Eureka Chief Building Official Brian Gerving, who’s also serving as acting city manager while Greg Sparks is on vacation, said the city feels the property poses an immediate threat to the health and safety of its residents, first responders and the general public. Specifically, Gerving said widespread bedbug and cockroach infestations, open and unpermitted electrical wiring, rot and mold render the place unfit for habitation. Additionally, Gerving said, inspectors noted missing plumbing fixtures — like toilets and sinks — in some rooms and unrepaired fire damage in others.
This afternoon, the Journal
contacted Kushwaha in the office of the Budget Motel and he declined to comment, other than a brief statement: “We got a restraining order against the city. We are not going anywhere.”
The case is set for a hearing at 8:45 a.m., at which point a judge may determine whether the city can follow through with its plans to clear each of the hotel’s 44 rooms, board them up and fence off the property.
If the evictions proceed, Gerving said tenants of the property will be given a relocation assistance funds under the law — money to help them pay first and last month’s rent at a new a place, as well as utility start up costs. Gerving said this comes out to $1,600 per unit, which Kushwaha is legally obligated to pay. Because Kushwaha is currently not cooperating, Gerving said the city is preparing to pay out those funds to displaced tenants and then pursue reimbursement from the property owner.
But Gerving noted the law only allows for $1,600 for each of the property’s inhabited unit. Normally the city would pay that amount to whoever the legal tenant is — that is, whoever’s name the lease or rental agreement is under. But in this case, Gerving said, some tenants might not have proof of legal residency.
“I’m quite certain that some of the people there who have been living there and have be en paying rent would not be able to provide us with any documentation that they’ve been living there, things like receipts or rental agreements,” he said, adding that the city will work off a tenant list it prepared while serving a code enforcement warrant a couple of weeks back. But even that could prove complicated, as many of the property’s 30 or so occupied rooms had multiple people staying in them and the $1,600 is to be paid out on a per-unit basis.
“We’re still in the process of determining the best way of identifying the person who gets the relocation funds,” Gerving said, adding that the city hopes to distribute the funds this evening or tomorrow morning.

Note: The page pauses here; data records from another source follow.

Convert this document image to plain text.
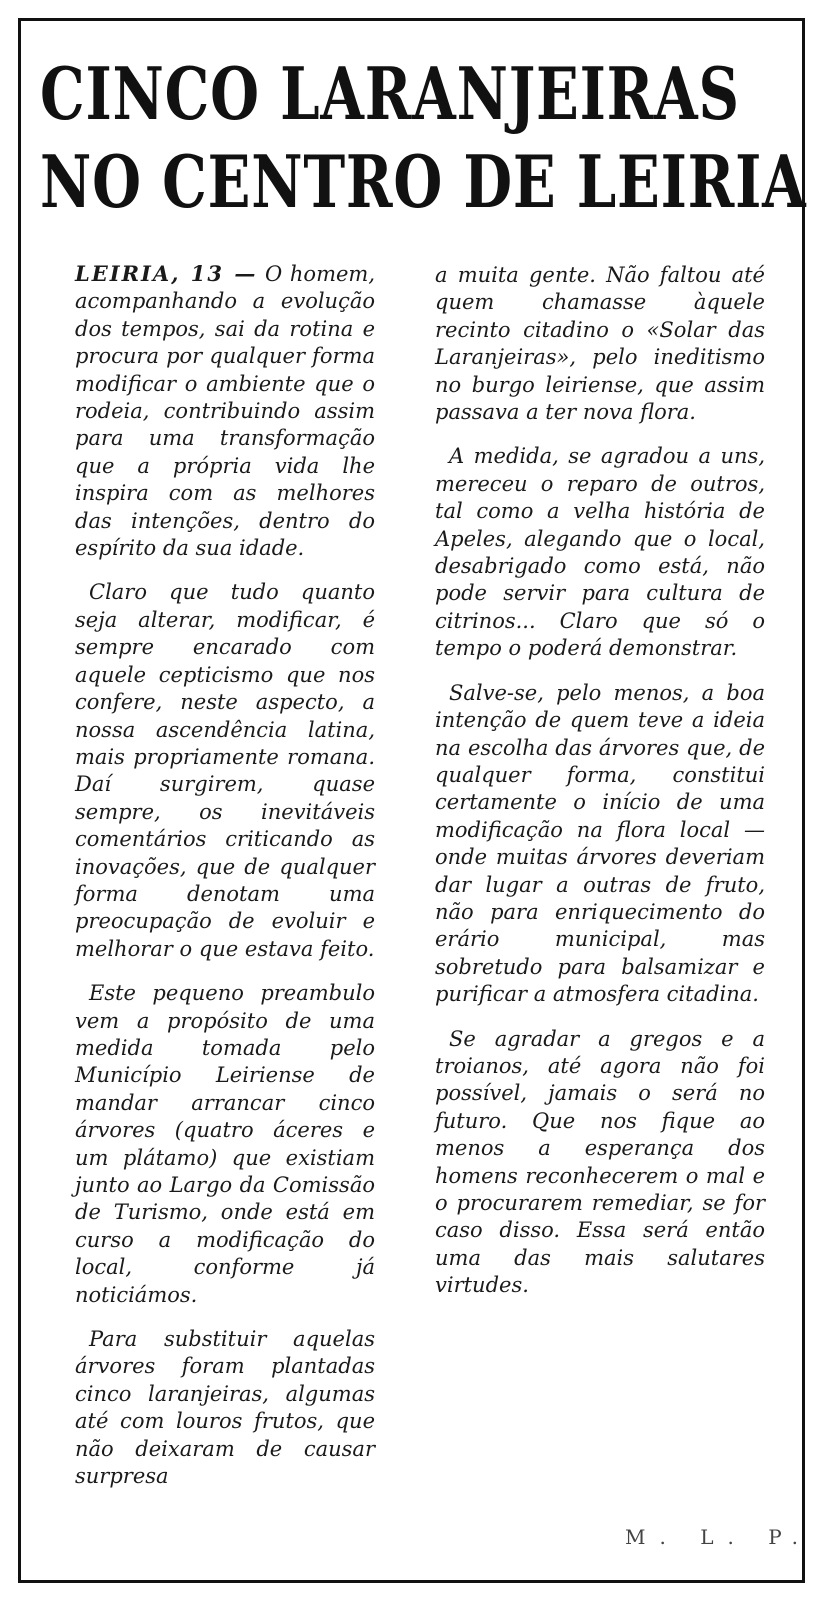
CINCO LARANJEIRAS
NO CENTRO DE LEIRIA

LEIRIA, 13 — O homem, acompanhando a evolução dos tempos, sai da rotina e procura por qualquer forma modificar o ambiente que o rodeia, contribuindo assim para uma transformação que a própria vida lhe inspira com as melhores das intenções, dentro do espírito da sua idade.

Claro que tudo quanto seja alterar, modificar, é sempre encarado com aquele cepticismo que nos confere, neste aspecto, a nossa ascendência latina, mais propriamente romana. Daí surgirem, quase sempre, os inevitáveis comentários criticando as inovações, que de qualquer forma denotam uma preocupação de evoluir e melhorar o que estava feito.

Este pequeno preambulo vem a propósito de uma medida tomada pelo Município Leiriense de mandar arrancar cinco árvores (quatro áceres e um plátamo) que existiam junto ao Largo da Comissão de Turismo, onde está em curso a modificação do local, conforme já noticiámos.

Para substituir aquelas árvores foram plantadas cinco laranjeiras, algumas até com louros frutos, que não deixaram de causar surpresa

a muita gente. Não faltou até quem chamasse àquele recinto citadino o «Solar das Laranjeiras», pelo ineditismo no burgo leiriense, que assim passava a ter nova flora.

A medida, se agradou a uns, mereceu o reparo de outros, tal como a velha história de Apeles, alegando que o local, desabrigado como está, não pode servir para cultura de citrinos... Claro que só o tempo o poderá demonstrar.

Salve-se, pelo menos, a boa intenção de quem teve a ideia na escolha das árvores que, de qualquer forma, constitui certamente o início de uma modificação na flora local — onde muitas árvores deveriam dar lugar a outras de fruto, não para enriquecimento do erário municipal, mas sobretudo para balsamizar e purificar a atmosfera citadina.

Se agradar a gregos e a troianos, até agora não foi possível, jamais o será no futuro. Que nos fique ao menos a esperança dos homens reconhecerem o mal e o procurarem remediar, se for caso disso. Essa será então uma das mais salutares virtudes.

M. L. P.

Gerving estimated there are “roughly 40” people currently living at the motel, though others have guessed the number to be more than 100.

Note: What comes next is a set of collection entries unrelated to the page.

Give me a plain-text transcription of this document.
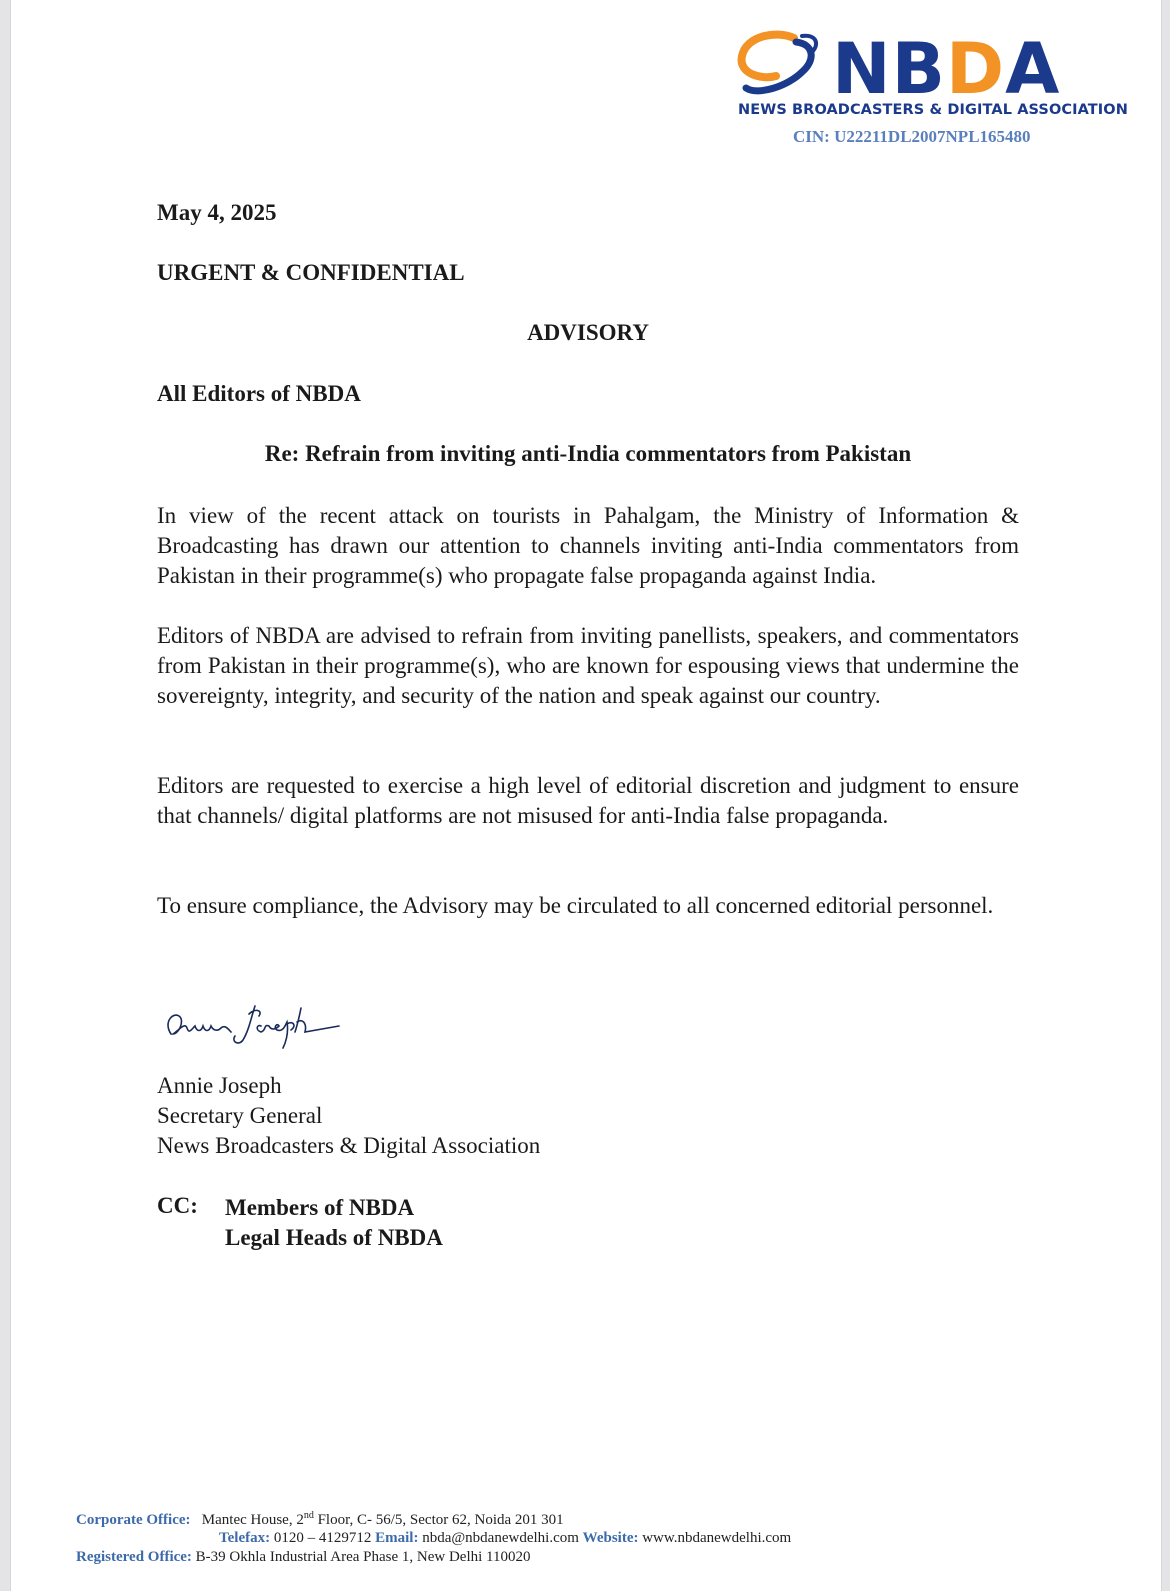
NBDA
NEWS BROADCASTERS & DIGITAL ASSOCIATION
CIN: U22211DL2007NPL165480
May 4, 2025
URGENT & CONFIDENTIAL
ADVISORY
All Editors of NBDA
Re: Refrain from inviting anti-India commentators from Pakistan
In view of the recent attack on tourists in Pahalgam, the Ministry of Information & Broadcasting has drawn our attention to channels inviting anti-India commentators from Pakistan in their programme(s) who propagate false propaganda against India.
Editors of NBDA are advised to refrain from inviting panellists, speakers, and commentators from Pakistan in their programme(s), who are known for espousing views that undermine the sovereignty, integrity, and security of the nation and speak against our country.
Editors are requested to exercise a high level of editorial discretion and judgment to ensure that channels/ digital platforms are not misused for anti-India false propaganda.
To ensure compliance, the Advisory may be circulated to all concerned editorial personnel.
Annie Joseph
Secretary General
News Broadcasters & Digital Association
CC: Members of NBDA
Legal Heads of NBDA
Corporate Office: Mantec House, 2nd Floor, C- 56/5, Sector 62, Noida 201 301
Telefax: 0120 – 4129712 Email: nbda@nbdanewdelhi.com Website: www.nbdanewdelhi.com
Registered Office: B-39 Okhla Industrial Area Phase 1, New Delhi 110020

As to where these people go if the motel is shuttered, Gerving said that’s unclear. The Humboldt County Department of Health and Human Services is working with its clients — folks on general relief or receiving CalFresh or MediCal benefits — to help them secure housing. Others are being referred to DHHS to see if they qualify for any services, or to nonprofit providers like Betty Chinn. The city is not actively helping any of the residents find housing.

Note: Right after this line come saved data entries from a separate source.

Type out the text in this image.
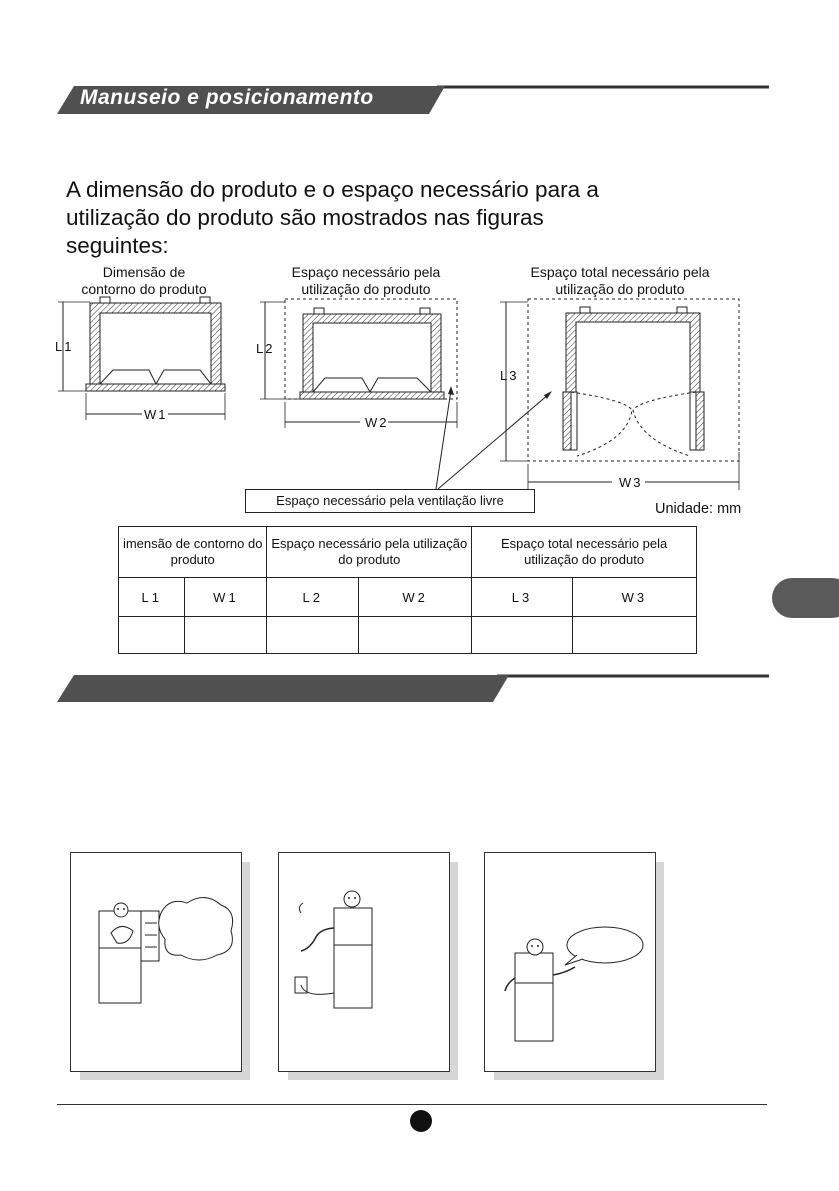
Manuseio e posicionamento
A dimensão do produto e o espaço necessário para a
utilização do produto são mostrados nas figuras
seguintes:
Dimensão de
contorno do produto
Espaço necessário pela
utilização do produto
Espaço total necessário pela
utilização do produto
L1
W1
L2
W2
L3
W3
Espaço necessário pela ventilação livre
Unidade: mm
imensão de contorno do produto		Espaço necessário pela utilização do produto		Espaço total necessário pela utilização do produto	
L1	W1	L2	W2	L3	W3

The pervasive bedbug infestation at the property has some concerned about what will happen if tenants are forced out. A memorandum about the code enforcement inspection prepared by the county Department of Environmental Health notes that "bedbugs were observed via live bedbugs, dead bedbugs, blood spots and bedbug feces in units 107, 108, 111, 114, 204, 206, 208, 209, 214, 215, 216," a storage room, the motel's main office and four units in the west wing. Another eight units weren't inspected during the visit for various reasons.
Bedbug infestations are notoriously hard to get rid of, and there's a concern displaced tenants from the Budget Motel could spread them to new apartment buildings, motels and shelters, as the bugs are known to hunker down in luggage, bedding and even clothing. Bedbugs can be killed by washing clothes and bedding in hot water and drying them at high heat.
Gerving said the Humboldt County Department of Social Services has distributed "informational materials" to tenants on bedbugs and that city officials will advise tenants about the risks of taking their belongings with them when they leave the property. Gerving said the city won't be providing any place for tenants to store what they do not take with them, and whatever is left behind will be boarded up inside the building.
Of course, all that's on hold pending tomorrow's hearing.